90 Miles From Tyranny : Josh Hawley Takes On The Tyranny Of Big Tech

Friday, May 14, 2021

Josh Hawley Takes On The Tyranny Of Big Tech



The strangest part is that everyone knows this is true—the compulsion, the manipulation, the discord, the data extraction—but no one seems to care enough to stop it.

The American Dream is made possible through free enterprise, representative government, and individual liberty. That balance was upended when a handful of tech companies seduced the populace into giving up their right to privacy. Their schemes produced so much capital, Big Tech just bought off any resistance and repackaged these stooges as the #Resistance.

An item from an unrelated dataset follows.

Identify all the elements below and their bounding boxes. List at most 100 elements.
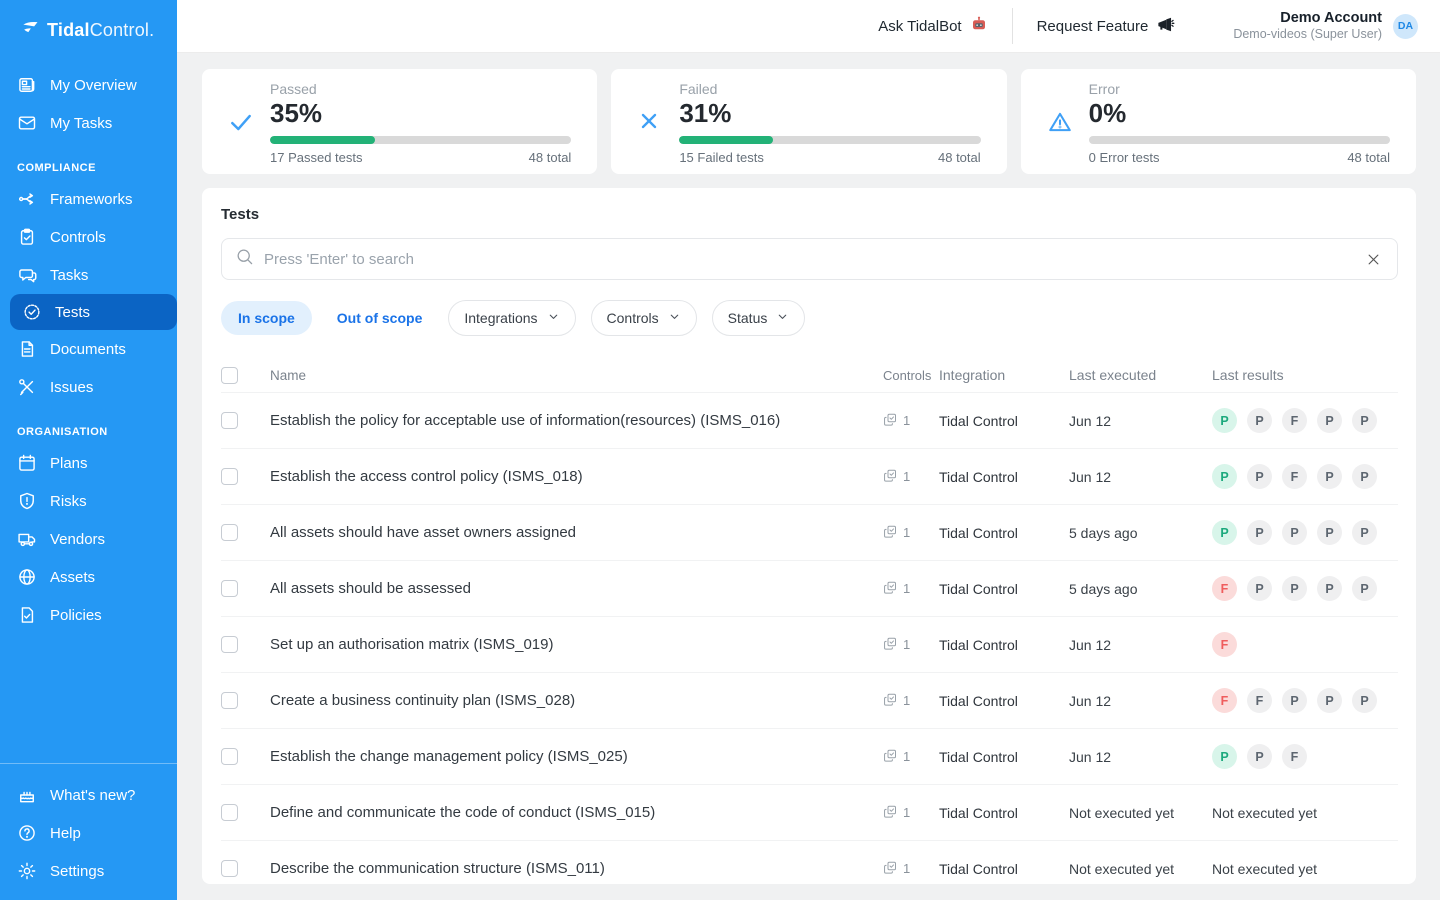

While we were distracted by buzzing smartphones, global corporations intruded into every aspect of our lives. As a result, Sen. Josh Hawley writes in his new book The Tyranny of Big Tech: “Our republic has never been more hierarchical, more riven by class, more managed by an elite than it is today. That is corporate liberalism’s legacy. But it need not be our future.”


The Tyranny of Big Tech unfolds in three parts. In the first, Hawley sketches a brief history of Gilded Age monopolies. In the second, he details the 21st century’s techno-capitalist takeover. I never thought I’d read a Republican author who’s grasped the work of tech-futurist Jaron Lanier, but Hawley’s full of surprises. The final section lays out the senator’s ambitious plan for antitrust legislation.
The Original Robber Barons

Hawley opens with the robber barons who consolidated railroad, steel, and oil monopolies at the turn of the 20th century. His story tracks two divergent philosophies: constitutional republicanism and corporate liberalism. The former is credited with defending the rights and dignity of the common men and women whose voices, he argues, the latter is crushing.

Hawley holds up Teddy Roosevelt as a defender of original republican values. He celebrates Roosevelt’s heroic efforts to loosen the robber barons’ stranglehold on America, even if that struggle failed to halt the wheels of “progress.”

He presents Woodrow Wilson as the face of corporate liberalism. First as a university professor, then as president, Wilson espoused a grand evolutionary vision of American society. Just as nature moves from simplicity to complexity, human society naturally progresses toward higher levels of cooperation. In this view, the international corporation emerges as the inevitable heir to earthly power.

Countering this arrogant elitism, Hawley advocates the original republican philosophy. His stated goal is to protect the ability of the working class to speak their minds and govern themselves.

Corporate liberalism, on the other hand, sold the public a new way of life based on personal choice. Ironically, corporations would leverage the fulfillment of individual desire to erode the common man’s right to self-government. Hawley points to Big Tech as the culmination of this process.

The Emerging Dystopia


The second part of Hawley’s book lays out our current problem. Through the miracle of digital technology, we have become app-dependent, easily manipulated, atomized, and mutually hostile. Our personal data is mined, and our souls sold back to us in digital form. As usual, our elected leaders have been too busy counting their campaign contributions to do much about it.